IE and RSS, and RSS-Powered Attacks

1 minute read

Steve Gillmor at eWEEK says that IE’s failings were somehow responsible for the rise in the popularity of RSS. That’s an interesting theory, but I really don’t follow his logic. To confound things, he then goes on to review NewsGator and Pluck, RSS add-ins for Outlook and IE, respectively (disclaimer: both NewsGator and Pluck are current Syndic8 advertisers). Both of these are great tools, and equivalents have yet to surface for open sourced products. Let’s note that both of these are dependent on the fact that the respective host environments do have highly developed (yet definitely not flawless) extensibility models, and that the very models which provide the flexibility to host add-ins can also be exploited by the bad guys.

RSS is a focusing tool, bringing people the information they want in the topical areas that they care the most about. That it somehow helps people to break free of an unhealthy dependence on buggy and insecure Microsoft products is a positive side effect.

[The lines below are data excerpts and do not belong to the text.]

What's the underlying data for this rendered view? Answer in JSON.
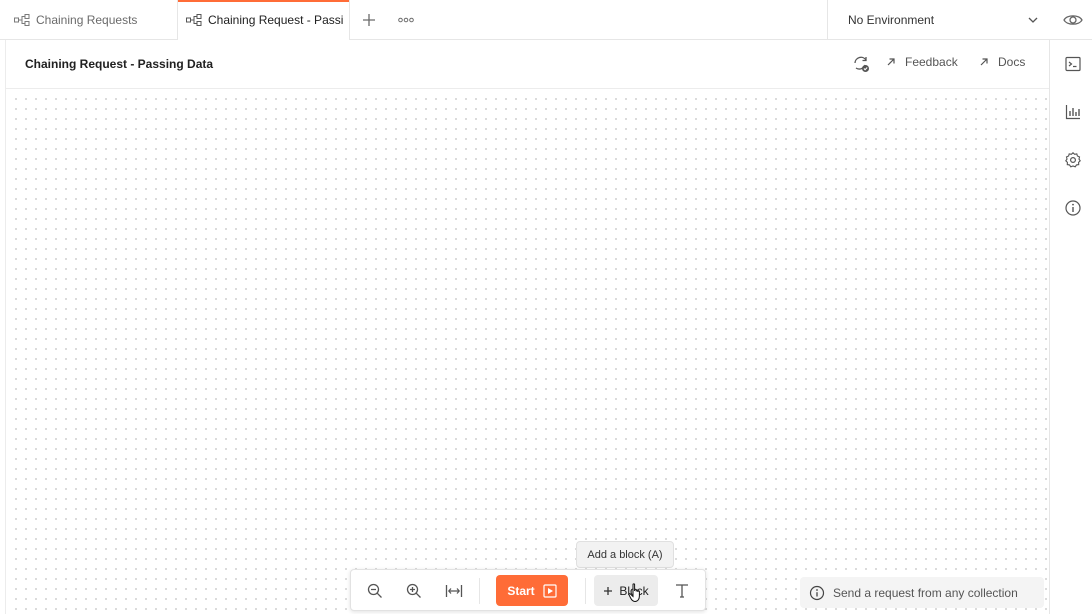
{
  "tabs": [
    {
      "label": "Chaining Requests",
      "icon": "flow-icon",
      "active": false
    },
    {
      "label": "Chaining Request - Passing Data",
      "icon": "flow-icon",
      "active": true
    }
  ],
  "environment": {
    "selected": "No Environment"
  },
  "header": {
    "title": "Chaining Request - Passing Data",
    "feedback_label": "Feedback",
    "docs_label": "Docs"
  },
  "toolbar": {
    "start_label": "Start",
    "block_label": "Block",
    "block_tooltip": "Add a block (A)"
  },
  "info": {
    "text": "Send a request from any collection"
  },
  "colors": {
    "accent": "#ff6c37",
    "border": "#e6e6e6",
    "canvas_dot": "#d2d2d2"
  },
  "right_sidebar": [
    "console-icon",
    "chart-icon",
    "settings-gear-icon",
    "info-icon"
  ]
}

I do have to say that there are people trying to foster attacks using RSS, and sooner or later one of them will succeed. Given the fact that many desktop aggregation tools use the IE rendering engine (MSHTML, once known as Trident), it is almost inevitable that an exploit is going to show up sooner or later. Shifting the spotlight away from Microsoft, I should point out that web-based aggregators are theoretically susceptible to script-based attacks.

There’s another story here, about how Microsoft could have been a participant in the RSS world all the way back in 1999, but I will leave that for another day.